Knowledge of the design and operation of the internal control framework should be gained through completion of the FMAQ. Where the system is already in place, it may be appropriate to perform a “walk-through” test (i.e., trace a few transactions through the financial management system). When the transactions selected typify those that pass through the system, this procedure may also form part of the assessment of the degree of control risk.

The nature, timing, and extent of the review of the internal control framework will vary with, among other things, the: (i) size and complexity of the entity and its computer systems, (ii) type of internal controls involved, (iii) nature of the project entity’s documentation of specific internal controls, and (iv) extent to which the financial management system and internal control framework are in place and functioning at the time of the assessment.

An understanding of the main elements of the financial management system and internal control framework is obtained through previous experience with the PIU (where applicable), and is supplemented by: (i) inquiries with management and personnel at various levels within the PIU, together with reference to documentation such as procedures manuals, job descriptions, and flow charts; (ii) inspection of documents and records produced by the financial management system and internal control framework; and (iii) observation of the project entity’s activities and operations, including computer operations.

4.3. Understanding the Financial Management System

An understanding of the project financial management system should be developed through completion of the FMAQ.

4.4. Understanding the Control Environment

An understanding of the control environment should be developed, which is sufficient to assess project management’s attitude, awareness and actions regarding internal controls and their importance to the entity. The control environment will include the budgeting, costing, management reporting, and auditing systems. The FMAQ provides a basis for developing an understanding of these systems.

4.5. Understanding the Control Procedures

Because control procedures are integrated with the control environment and the financial management system, some knowledge about control procedures is likely to be gained while obtaining an understanding of the financial management system. For example, in assessing the control procedures pertaining to cash and bank balances, it would be usual to ascertain whether bank accounts are reconciled.

4.6. Tests of Control

When reviewing the effective operation of internal controls, consideration should be given how and by whom they are applied. The concept of effective operation recognizes that some deviations may occur. Deviations from prescribed controls may be caused by such factors as changes in key personnel, significant seasonal fluctuations in volume of transactions, and human error. When deviations are observed, specific inquiries should be made regarding these matters, particularly the timing of staff changes in key internal control functions. However, tests of the internal controls will not normally be carried out.

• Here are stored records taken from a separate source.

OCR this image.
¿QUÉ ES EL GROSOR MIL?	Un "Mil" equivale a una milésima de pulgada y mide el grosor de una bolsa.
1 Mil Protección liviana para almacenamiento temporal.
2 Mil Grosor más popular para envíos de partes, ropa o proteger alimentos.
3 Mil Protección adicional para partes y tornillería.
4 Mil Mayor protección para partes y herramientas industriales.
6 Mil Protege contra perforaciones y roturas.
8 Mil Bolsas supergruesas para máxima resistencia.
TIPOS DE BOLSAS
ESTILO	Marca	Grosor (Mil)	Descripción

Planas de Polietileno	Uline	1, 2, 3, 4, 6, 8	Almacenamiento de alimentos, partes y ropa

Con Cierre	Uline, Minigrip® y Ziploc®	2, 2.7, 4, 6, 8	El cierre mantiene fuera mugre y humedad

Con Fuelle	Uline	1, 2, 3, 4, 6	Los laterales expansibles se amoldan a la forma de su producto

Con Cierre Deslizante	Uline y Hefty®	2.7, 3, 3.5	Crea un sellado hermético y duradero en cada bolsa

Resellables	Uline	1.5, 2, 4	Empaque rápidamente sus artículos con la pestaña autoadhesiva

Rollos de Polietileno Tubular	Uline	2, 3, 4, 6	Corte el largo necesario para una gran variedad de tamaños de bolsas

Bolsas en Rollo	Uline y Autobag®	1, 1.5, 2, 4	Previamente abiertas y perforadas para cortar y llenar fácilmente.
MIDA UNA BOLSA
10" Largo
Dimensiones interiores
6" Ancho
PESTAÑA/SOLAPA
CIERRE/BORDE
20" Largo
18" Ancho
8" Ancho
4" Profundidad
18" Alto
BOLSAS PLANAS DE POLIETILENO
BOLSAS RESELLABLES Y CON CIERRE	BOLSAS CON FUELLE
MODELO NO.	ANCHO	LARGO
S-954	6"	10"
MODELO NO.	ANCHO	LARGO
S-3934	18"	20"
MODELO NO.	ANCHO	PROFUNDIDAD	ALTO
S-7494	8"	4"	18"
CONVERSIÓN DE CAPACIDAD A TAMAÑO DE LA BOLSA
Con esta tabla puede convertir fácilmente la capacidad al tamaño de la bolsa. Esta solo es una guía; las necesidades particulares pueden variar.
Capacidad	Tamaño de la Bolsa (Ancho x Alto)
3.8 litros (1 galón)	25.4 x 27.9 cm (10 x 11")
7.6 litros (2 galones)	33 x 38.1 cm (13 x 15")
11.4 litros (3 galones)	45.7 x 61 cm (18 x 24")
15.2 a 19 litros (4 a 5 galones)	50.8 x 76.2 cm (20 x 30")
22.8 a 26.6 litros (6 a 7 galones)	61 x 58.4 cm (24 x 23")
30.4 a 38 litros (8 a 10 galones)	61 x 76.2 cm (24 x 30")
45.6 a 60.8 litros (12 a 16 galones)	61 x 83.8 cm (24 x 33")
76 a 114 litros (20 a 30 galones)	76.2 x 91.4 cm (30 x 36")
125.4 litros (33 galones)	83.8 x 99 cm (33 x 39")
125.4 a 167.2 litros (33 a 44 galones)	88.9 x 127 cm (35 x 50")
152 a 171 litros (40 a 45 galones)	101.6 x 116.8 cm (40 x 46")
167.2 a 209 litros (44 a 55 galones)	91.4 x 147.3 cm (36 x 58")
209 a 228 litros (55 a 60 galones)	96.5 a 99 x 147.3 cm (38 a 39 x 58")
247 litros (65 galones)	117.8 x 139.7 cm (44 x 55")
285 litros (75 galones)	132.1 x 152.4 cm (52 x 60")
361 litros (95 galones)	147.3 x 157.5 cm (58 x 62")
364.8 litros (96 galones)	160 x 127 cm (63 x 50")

4.7. Assessing the Control Risk

After obtaining an understanding of the financial management system and internal control framework, an assessment of control risk should be made and documented in the FMAQ. The assessment of control risk is the process of evaluating the effectiveness of the project entity’s financial management system and internal control framework in ensuring that project funds are used economically and efficiently and for the purpose intended and are properly reported.

Many internal controls that would be relevant to large project entities are not practical for small entities. For example, in small projects, a few persons, who may have both operating and custodial responsibilities, may perform accounting procedures and therefore segregation of duties may be missing or severely limited. Inadequate segregation of duties may, in some cases, be offset by a strong management control system in which managerial supervisory controls exist because of direct personal knowledge of the entity and involvement in transactions. In circumstances where segregation of duties is limited and evidence of supervisory controls lacking, the evidence necessary to support the assessment may have to be obtained entirely through the performance of substantive procedures.